Converting Chinese to Pinyin with hanyupinyin

library(hanyupinyin)

The hanyupinyin package converts Chinese characters into Hanyu Pinyin. It is designed to be fast, vectorized, and easy to use for both interactive analysis and data-cleaning pipelines.

Basic conversion

The workhorse function is to_pinyin():

to_pinyin("春眠不觉晓")
#> [1] "chun1_mian2_bu4_jue2_xiao3"
to_pinyin(c("你好", "世界"))
#> [1] "ni3_hao3"  "shi4_jie4"

By default the separator is "_" and tones are rendered as numeric suffixes. You can change either:

to_pinyin("Hello 世界", sep = " ", other_replace = "?")
#> [1] "????? shi4 jie4"

Toneless output and initials

For situations where you only need the alphabetic form without tones, use to_pinyin_toneless():

to_pinyin_toneless("中华人民共和国")
#> [1] "zhong_hua_ren_min_gong_he_guo"

To extract just the first letter of each syllable:

to_pinyin_initials("中华人民共和国")
#> [1] "zhrmghg"

Handling polyphones

Chinese has many characters with multiple readings. By default to_pinyin() converts characters independently, which works well for single characters but can be wrong in context. Enable the built-in phrase table with polyphone = TRUE:

to_pinyin("银行行长", polyphone = TRUE)
#> [1] "yin2_hang2_hang2_zhang3"

You can also add your own phrases:

add_phrase("测试短语", "ce4 shi4 duan3 yu3")
to_pinyin("测试短语", polyphone = TRUE)
#> [1] "ce4_shi4_duan3_yu3"

Data-cleaning helpers

A common use case is turning Chinese column names from imported data (e.g.
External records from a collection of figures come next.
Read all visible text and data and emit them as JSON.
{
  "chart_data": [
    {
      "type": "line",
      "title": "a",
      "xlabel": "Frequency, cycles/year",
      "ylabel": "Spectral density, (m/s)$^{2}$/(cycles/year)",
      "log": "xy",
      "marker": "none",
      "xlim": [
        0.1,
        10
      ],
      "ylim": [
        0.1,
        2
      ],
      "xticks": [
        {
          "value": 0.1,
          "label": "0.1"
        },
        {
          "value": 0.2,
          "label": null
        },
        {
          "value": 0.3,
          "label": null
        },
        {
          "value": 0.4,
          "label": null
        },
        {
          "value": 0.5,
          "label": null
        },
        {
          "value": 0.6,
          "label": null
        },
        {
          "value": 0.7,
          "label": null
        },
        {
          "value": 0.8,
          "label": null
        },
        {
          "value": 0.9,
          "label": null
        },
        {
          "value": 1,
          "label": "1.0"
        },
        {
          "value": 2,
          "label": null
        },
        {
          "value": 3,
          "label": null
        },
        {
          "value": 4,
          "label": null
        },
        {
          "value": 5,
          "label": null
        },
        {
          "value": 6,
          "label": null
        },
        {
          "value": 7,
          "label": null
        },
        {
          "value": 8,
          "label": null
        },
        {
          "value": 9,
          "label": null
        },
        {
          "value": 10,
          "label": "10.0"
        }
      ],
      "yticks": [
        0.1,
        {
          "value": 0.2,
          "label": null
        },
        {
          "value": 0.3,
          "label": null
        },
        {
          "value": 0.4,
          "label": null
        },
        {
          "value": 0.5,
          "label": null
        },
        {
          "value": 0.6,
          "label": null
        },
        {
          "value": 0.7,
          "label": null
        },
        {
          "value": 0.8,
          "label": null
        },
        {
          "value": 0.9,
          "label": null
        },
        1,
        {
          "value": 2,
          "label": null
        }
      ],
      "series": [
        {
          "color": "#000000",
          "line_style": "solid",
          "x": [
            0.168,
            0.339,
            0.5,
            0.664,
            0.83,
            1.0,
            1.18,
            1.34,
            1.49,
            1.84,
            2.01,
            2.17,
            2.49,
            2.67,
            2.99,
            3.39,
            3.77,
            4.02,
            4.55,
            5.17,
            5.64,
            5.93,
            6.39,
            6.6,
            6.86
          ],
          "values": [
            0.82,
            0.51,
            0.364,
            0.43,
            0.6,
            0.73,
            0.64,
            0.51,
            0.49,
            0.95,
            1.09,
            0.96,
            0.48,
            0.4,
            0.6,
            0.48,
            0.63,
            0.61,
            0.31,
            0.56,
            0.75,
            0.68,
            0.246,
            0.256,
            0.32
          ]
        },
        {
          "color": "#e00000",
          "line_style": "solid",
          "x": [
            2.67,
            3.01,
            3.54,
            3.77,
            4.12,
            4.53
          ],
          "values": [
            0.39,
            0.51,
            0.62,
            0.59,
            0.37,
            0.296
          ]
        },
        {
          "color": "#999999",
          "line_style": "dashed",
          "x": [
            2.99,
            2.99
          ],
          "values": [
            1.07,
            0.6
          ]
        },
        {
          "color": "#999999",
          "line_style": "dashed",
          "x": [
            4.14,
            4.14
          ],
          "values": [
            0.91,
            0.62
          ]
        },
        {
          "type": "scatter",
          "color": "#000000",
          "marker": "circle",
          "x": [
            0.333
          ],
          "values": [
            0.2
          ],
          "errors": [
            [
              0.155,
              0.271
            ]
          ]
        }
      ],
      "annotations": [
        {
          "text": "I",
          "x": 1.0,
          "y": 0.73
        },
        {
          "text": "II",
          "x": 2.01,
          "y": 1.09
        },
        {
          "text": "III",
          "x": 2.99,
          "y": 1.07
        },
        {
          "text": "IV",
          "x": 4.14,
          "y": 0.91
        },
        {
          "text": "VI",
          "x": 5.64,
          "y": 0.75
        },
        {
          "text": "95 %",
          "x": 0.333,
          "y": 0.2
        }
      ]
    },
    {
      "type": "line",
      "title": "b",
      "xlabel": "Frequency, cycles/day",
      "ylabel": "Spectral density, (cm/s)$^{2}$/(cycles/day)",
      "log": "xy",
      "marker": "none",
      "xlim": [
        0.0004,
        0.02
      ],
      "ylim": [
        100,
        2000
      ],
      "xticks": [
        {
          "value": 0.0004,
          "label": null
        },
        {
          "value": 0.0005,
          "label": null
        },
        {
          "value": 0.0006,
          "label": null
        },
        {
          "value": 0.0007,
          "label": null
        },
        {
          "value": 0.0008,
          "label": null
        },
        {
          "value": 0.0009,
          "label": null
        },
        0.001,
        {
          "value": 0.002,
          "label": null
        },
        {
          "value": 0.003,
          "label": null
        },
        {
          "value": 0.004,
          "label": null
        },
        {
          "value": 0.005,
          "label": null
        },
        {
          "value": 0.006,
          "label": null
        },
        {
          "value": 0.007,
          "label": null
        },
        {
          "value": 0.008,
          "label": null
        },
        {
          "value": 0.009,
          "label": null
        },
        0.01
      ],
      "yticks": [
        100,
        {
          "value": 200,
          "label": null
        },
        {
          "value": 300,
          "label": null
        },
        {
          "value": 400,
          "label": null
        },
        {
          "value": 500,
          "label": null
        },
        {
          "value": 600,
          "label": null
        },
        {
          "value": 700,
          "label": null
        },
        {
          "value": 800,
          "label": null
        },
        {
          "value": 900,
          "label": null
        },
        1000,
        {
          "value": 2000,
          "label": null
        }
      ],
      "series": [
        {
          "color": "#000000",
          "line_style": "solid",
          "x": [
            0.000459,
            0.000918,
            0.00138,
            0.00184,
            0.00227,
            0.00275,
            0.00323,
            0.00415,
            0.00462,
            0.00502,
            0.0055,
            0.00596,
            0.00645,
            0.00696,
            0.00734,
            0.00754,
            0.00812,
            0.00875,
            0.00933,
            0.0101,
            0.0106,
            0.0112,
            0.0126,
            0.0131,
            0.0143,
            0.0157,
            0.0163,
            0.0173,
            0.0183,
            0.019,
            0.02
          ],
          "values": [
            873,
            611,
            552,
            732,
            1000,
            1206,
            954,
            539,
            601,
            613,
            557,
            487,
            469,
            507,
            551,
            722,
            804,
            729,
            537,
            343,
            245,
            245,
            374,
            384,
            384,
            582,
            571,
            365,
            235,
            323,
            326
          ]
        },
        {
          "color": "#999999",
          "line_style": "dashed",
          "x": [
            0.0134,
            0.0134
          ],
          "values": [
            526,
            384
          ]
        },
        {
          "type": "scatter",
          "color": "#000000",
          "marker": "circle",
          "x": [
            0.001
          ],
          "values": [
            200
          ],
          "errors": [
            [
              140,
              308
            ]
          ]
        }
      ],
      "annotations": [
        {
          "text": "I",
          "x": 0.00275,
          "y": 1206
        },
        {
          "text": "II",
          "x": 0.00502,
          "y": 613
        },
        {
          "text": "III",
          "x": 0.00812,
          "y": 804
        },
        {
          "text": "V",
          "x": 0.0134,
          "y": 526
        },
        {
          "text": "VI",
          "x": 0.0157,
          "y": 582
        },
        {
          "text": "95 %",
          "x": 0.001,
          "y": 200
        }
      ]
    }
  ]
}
SAS, Excel) into valid R variable names:

to_varname(c("姓名", "年龄", "性别"))
#> [1] "xing_ming" "nian_ling" "xing_bie"
to_varname("1开始")
#> [1] "X1_kai_shi"

For URL slugs:

to_slug("2026年报告")
#> [1] "2026-nian-bao-gao"

Dictionary source

The package bundles the kMandarin field from the Unicode Unihan Database (Version 17.0), which covers more than 44,000 unique Chinese characters. Because the data come from an open standard, you can be confident in their provenance and stability.